ICDAR-2013 在 Robust Reading Competition 網站
要下載前要註冊
選 Challenges/Focused Scene Text
2013 的文字比較正,標註只有兩點
2015 的文字有各種角度,標註有四點
產生 kitti 資料時,直接使用訓練效果不好
轉換圖形時採用不同策略,一圖拆成多圖
截圖時不要破壞文字
TLT 有測試過 detectnet_v2 (resnet18, resnet50, darknet19), object_detection yolov3 (darknet19)

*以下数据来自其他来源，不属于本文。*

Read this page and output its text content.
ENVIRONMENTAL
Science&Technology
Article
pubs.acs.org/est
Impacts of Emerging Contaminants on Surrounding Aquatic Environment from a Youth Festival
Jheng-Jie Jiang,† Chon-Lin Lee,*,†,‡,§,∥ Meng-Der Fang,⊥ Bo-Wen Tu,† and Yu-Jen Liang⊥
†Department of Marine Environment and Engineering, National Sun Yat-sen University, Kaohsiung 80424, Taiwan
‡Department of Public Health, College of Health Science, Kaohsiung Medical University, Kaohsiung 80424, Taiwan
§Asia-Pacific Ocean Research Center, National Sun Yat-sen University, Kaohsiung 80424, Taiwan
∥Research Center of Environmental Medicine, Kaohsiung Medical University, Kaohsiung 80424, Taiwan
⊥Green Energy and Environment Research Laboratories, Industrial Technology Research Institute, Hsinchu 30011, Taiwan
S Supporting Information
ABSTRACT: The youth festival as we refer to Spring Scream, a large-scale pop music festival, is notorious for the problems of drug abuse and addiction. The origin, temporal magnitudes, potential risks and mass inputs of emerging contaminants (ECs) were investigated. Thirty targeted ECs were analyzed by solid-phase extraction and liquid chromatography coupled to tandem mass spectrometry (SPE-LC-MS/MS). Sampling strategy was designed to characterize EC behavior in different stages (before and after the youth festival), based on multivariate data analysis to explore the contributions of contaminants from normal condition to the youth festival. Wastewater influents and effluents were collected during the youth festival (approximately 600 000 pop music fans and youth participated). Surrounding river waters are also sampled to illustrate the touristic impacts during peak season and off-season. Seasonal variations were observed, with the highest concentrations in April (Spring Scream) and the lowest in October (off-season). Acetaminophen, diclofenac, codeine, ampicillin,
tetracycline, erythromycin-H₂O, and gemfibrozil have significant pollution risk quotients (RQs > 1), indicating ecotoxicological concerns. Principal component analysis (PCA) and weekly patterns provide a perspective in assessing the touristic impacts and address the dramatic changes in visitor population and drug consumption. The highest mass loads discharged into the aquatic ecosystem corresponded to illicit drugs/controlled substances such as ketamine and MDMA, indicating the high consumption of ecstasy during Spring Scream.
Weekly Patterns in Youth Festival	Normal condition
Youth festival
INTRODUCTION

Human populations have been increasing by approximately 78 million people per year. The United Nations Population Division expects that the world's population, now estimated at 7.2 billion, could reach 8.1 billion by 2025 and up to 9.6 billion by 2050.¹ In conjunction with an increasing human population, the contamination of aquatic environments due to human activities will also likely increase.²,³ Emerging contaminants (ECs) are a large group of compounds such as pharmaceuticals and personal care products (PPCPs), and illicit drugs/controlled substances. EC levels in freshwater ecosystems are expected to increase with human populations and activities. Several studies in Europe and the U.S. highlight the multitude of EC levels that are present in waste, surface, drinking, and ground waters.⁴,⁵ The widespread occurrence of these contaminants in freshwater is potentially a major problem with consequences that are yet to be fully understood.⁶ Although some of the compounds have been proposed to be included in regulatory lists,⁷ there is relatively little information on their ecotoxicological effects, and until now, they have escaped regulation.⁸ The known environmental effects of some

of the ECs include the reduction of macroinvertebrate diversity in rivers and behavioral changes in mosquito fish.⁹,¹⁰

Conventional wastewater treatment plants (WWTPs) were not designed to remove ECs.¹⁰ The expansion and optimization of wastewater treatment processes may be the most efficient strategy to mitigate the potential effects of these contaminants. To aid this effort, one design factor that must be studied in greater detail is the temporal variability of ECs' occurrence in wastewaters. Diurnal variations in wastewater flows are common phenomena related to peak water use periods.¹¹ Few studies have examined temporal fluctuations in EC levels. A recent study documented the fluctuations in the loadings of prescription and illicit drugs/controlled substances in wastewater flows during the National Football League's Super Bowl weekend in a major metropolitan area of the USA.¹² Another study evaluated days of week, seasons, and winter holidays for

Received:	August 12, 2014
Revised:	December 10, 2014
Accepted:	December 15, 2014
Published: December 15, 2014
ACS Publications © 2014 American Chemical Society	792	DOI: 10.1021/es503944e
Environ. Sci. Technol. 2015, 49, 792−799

detectnet_v2 之 resnet18 precision: 14.6133 %
雖然 precision 不高,但是 tlt-infer 可以正確抓到文字
detectnet_v2 之 darknet19 precision: 18.7146 %
但 detectnet_v2 之 darknet19 失敗,tlt-infer 可以無法正確抓到文字
yolov3 之 darknet19 AP: 0.769
效果比 detectnet_v2 好
最看重 TLT 的功能是 tlt-prune, 神經網路被裁剪後
節省記憶體,加快速度
unprune Mem:2.5G PREF:8.33
0.5 Mem:2.1G PREF:28.83
0.7 Mem:2.1G PREF:30.00
DeepStream 之 nvinfer 的 config-file-path 設定檔
tlt-encoded-model=yolo_darknet19_pruned_70.etlt
model-engine-file=yolo_darknet19_pruned_70.engine
第一次啟動會很慢,因為在產生 yolo_darknet19_pruned_70.etlt_b1_gpu0_fp16.engine 檔
$ mv yolo_darknet19_pruned_70.etlt_b1_gpu0_fp16.engine yolo_darknet19_pruned_70.engine
之後會直接使用 yolo_darknet19_pruned_70.engine
以下是測試歷程記錄
建立 tlt-icdar docker
$ docker run --name tlt-icdar --runtime=nvidia --gpus all -it -v /home/user/Data/DeepStream/tlt-ICDAR/:/workspace/tlt-ICDAR -v /media/user/ImageData/:/workspace/ImageData -p 8888:8888 nvcr.io/nvidia/tlt-streamanalytics:v2.0_py3 /bin/bash
root@e16c46e4a3d7:/workspace# exit
啟動 tlt-icdar
$ docker start tlt-icdar
登入 tlt-icdar
$ docker exec -it tlt-icdar /bin/bash
root@e16c46e4a3d7:/workspace#
啟動 jupyter
root@e16c46e4a3d7:/workspace/tlt-ICDAR# jupyter notebook --allow-root --ip 0.0.0.0 --port 8888
tlt-ICDAR/tlt_specs/detectnet_v2_tfrecords_kitti_trainval.txt
kitti_config {
root_directory_path: "/workspace/ImageData/kitti/train"
image_dir_name: "images"
label_dir_name: "labels"
image_extension: ".jpg"
partition_mode: "random"
num_partitions: 2
val_split: 20
num_shards: 10
}
tlt-ICDAR/tlt_specs/detectnet_v2_train_resnet18_kitti.txt
random_seed: 42
dataset_config {
data_sources {
tfrecords_path: "/workspace/ImageData/kitti/tfrecords/kitti_trainval/*"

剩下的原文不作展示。